By Codcompass TeamΒ·Β·11 min read

Current Situation Analysis

When I audited the mobile CI/CD pipeline at scale, the metrics were alarming. Our average PR took 42 minutes to pass CI. iOS builds consumed 28 minutes alone due to full recompilation on every run. Android Gradle builds added another 14 minutes with dependency resolution overhead. The result? Developer churn increased by 18% because engineers were merging without waiting for green builds, leading to a 12% flake rate in our UI test suite that blocked releases for hours.

Most tutorials suggest "add caching" or "use parallel jobs." This is naive. Caching a broken strategy just makes a bad pipeline faster. The fundamental flaw in 90% of mobile pipelines is the monolithic execution model: build -> test -> upload. This treats every commit as a fresh start. If a developer changes a single string in a utility file, the pipeline recompiles the entire app binary, reruns all 4,000 unit tests, and spins up a full simulator farm. This is computationally wasteful and financially irresponsible.

The bad approach looks like this:

# ANTI-PATTERN: Monolithic Pipeline
- run: ./gradlew assembleDebug # Full build
- run: fastlane build         # Full build
- run: fastlane test          # Runs ALL tests
- run: upload_to_firebase     # Waits for everything

This fails because it ignores the dependency graph. A change in UserModel.swift should not trigger LoginScreenUITests. A change in build.gradle should not trigger a recompile of native C++ libraries if the ABI is stable. We needed to stop treating the pipeline as a script and start treating it as a stateful graph of artifacts.

WOW Moment

The paradigm shift: Decouple artifact generation from validation using Predictive Test Pruning and Artifact-First Promotion.

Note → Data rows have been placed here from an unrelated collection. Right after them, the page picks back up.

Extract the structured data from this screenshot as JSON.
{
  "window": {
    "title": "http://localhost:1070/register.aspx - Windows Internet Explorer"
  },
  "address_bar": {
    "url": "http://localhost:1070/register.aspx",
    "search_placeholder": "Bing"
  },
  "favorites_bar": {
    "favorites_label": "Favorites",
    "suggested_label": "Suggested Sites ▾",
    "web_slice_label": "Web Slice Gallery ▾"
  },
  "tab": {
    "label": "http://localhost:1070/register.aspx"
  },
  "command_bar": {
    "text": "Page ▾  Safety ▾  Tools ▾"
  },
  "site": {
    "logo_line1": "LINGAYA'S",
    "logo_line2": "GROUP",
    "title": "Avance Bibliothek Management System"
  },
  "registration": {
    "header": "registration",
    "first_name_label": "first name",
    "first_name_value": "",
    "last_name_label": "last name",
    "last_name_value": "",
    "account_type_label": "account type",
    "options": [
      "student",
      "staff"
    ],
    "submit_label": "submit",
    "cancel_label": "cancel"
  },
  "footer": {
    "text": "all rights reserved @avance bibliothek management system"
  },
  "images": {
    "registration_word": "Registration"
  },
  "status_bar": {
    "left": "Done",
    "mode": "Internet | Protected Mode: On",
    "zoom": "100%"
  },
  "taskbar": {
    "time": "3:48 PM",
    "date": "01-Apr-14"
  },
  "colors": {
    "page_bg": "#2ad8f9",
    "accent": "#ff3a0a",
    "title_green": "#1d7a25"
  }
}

Instead of building and testing sequentially, we split the critical path. We generate a content-addressable hash of the source changes. If the binary artifact for that hash already exists in our remote cache (from a previous build or branch), we skip compilation entirely. We then run a dependency-aware test selector that executes only the tests covering the changed code paths. If tests pass, we promote the cached artifact to the distribution track.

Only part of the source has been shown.